“At the moment, there is a political consensus for me to create this proposal for the regulation of cannabis,” the country’s anti-drug coordinator Jindřich Vobořil said at a press conference last month. “We believe that this regulation will be more effective than the current ban.”
— Mona Zhang
In March, members of the five political parties in the Danish parliament called on the government to prepare a five-year cannabis pilot program. Under their plan, Denmark residents who are at least 18 years old would be able to buy weed in public shops and the product could be grown and produced within the country.
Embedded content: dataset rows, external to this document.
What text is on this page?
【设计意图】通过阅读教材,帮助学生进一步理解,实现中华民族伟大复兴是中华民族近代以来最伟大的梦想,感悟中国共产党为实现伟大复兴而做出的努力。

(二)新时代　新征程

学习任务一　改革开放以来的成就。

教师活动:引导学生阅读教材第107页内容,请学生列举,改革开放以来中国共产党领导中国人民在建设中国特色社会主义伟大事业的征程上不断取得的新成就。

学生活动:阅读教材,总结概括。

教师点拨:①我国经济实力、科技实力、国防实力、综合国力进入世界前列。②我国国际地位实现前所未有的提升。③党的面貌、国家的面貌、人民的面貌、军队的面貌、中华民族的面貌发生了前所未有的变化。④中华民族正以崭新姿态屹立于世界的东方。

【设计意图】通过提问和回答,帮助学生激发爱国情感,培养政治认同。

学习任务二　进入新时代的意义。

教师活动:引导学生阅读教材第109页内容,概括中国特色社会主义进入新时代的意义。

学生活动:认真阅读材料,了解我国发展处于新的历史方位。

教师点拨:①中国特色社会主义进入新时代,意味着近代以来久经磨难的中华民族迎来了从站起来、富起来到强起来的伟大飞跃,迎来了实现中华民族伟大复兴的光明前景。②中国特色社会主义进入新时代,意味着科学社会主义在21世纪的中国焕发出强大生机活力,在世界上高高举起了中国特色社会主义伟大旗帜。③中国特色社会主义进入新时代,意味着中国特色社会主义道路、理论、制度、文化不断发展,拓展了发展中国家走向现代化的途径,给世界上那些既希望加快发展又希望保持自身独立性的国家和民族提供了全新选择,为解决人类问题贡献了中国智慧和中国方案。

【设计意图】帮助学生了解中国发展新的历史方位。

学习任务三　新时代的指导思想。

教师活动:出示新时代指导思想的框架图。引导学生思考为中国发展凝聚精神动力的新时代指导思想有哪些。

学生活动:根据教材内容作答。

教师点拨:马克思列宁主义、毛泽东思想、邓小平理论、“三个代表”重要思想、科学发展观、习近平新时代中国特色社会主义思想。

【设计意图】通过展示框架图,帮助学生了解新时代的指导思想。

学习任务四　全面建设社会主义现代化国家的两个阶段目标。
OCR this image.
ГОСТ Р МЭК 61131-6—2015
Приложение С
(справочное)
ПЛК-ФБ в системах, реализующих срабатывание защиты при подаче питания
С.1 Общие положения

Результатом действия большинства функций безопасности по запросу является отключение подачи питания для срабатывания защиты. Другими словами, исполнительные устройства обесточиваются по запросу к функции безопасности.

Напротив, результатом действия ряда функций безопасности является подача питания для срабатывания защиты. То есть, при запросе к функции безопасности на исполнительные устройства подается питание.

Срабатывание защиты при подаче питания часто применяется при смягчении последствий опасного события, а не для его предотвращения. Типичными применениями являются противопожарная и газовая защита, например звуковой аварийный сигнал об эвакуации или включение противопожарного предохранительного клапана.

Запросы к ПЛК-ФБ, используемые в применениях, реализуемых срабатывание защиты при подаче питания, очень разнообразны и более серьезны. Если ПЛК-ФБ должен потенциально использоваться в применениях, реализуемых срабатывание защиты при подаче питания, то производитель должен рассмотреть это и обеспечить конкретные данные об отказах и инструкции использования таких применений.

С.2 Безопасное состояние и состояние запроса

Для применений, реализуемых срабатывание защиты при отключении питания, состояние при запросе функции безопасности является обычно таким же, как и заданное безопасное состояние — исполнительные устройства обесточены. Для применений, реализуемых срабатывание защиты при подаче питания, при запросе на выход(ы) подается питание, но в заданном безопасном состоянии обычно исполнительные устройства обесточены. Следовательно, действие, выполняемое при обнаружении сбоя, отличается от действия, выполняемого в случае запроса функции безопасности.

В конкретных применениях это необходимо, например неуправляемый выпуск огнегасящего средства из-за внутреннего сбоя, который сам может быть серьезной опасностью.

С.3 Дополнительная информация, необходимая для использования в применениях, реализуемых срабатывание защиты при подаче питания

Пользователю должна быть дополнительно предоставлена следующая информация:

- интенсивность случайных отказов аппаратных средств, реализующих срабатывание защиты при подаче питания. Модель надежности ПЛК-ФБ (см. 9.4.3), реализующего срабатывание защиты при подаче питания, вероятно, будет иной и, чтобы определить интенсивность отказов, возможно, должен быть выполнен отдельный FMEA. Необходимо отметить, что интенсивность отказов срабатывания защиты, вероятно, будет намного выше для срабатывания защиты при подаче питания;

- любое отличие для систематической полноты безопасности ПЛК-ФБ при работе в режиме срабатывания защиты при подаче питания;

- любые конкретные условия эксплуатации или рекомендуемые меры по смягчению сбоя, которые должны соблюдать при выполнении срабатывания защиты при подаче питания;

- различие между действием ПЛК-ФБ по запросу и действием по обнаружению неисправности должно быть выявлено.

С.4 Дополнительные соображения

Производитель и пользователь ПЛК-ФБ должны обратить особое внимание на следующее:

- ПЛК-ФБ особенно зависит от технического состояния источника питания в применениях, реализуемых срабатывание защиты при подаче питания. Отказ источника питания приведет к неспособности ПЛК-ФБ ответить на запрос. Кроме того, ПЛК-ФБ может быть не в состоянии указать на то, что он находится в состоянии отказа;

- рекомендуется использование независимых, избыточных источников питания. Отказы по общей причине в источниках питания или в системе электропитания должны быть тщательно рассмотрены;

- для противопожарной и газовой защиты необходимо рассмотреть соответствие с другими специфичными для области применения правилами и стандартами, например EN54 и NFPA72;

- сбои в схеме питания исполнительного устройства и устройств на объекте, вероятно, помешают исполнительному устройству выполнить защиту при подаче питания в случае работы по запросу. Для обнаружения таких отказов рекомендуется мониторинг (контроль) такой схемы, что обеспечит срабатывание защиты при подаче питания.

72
But that proposal has not been enacted since the ruling party of Mette Frederiksen rejects legal weed. The plan of the five smaller parties in the Folketing, the Danish parliament, would have affected many Danes — more than 40 percent have tried “hash” in their life, a recent report found. Many users probably obtained their goods in Copenhagen’s Bohemian Christiana District, which is known for its open sale of cannabis.
However, as of now, the five pro-cannabis parties, including the Red-Green Alliance and the Socialist People’s Party, don’t command a majority. It remains to be seen whether some of them end up in the newly forming government after elections on Nov. 1.
— Louis Westendarp
The biggest step toward legalization Finland has taken is still a comparatively small one. In 2019, a public initiative collected more than 59,000 signatures in favor of decriminalizing the personal use of cannabis, clearing a threshold that would require parliament to consider the initiative in its current term that ends in 2023. But currently there is another citizens’ initiative running that goes further. It demands to legalize, regulate and tax recreational cannabis. Supporters need to collect 50,000 signatures by April 20, 2023 to force the Finish parliament to discuss legalization.
But support among the political parties in Finland is thin. Only one governing coalition party, the Green League, has so far backed cannabis legalization. But even there, a vote at a party conference was almost perfectly split, with 183 in favor and 181 against. Since that vote, however, the Green League has grown more comfortable with a pro-weed stance. This spring, the party added legalization to its party platform.
In terms of punishment, Finland is on the more lenient side. If a person is caught smoking a joint in Helsinki, odds that a prison sentence awaits are low, and a fine is more likely.
— Louis Westendarp
In March 2021, France launched a two-year medical marijuana legalization experiment. The trial includes 3,000 patients with epilepsy, neuropathic pain, side-effects from chemotherapy, multiple sclerosis or other terminal illnesses. To be eligible, participants must show that all other treatments have been ineffective or produced intolerable side effects. Enrollees are provided with cannabis — including oils and pills, but not smokable products — at no cost and the program is run by the country’s federal health agency. Cannabis advocates hope the pilot program will eventually lead to more sweeping medical marijuana legalization in France.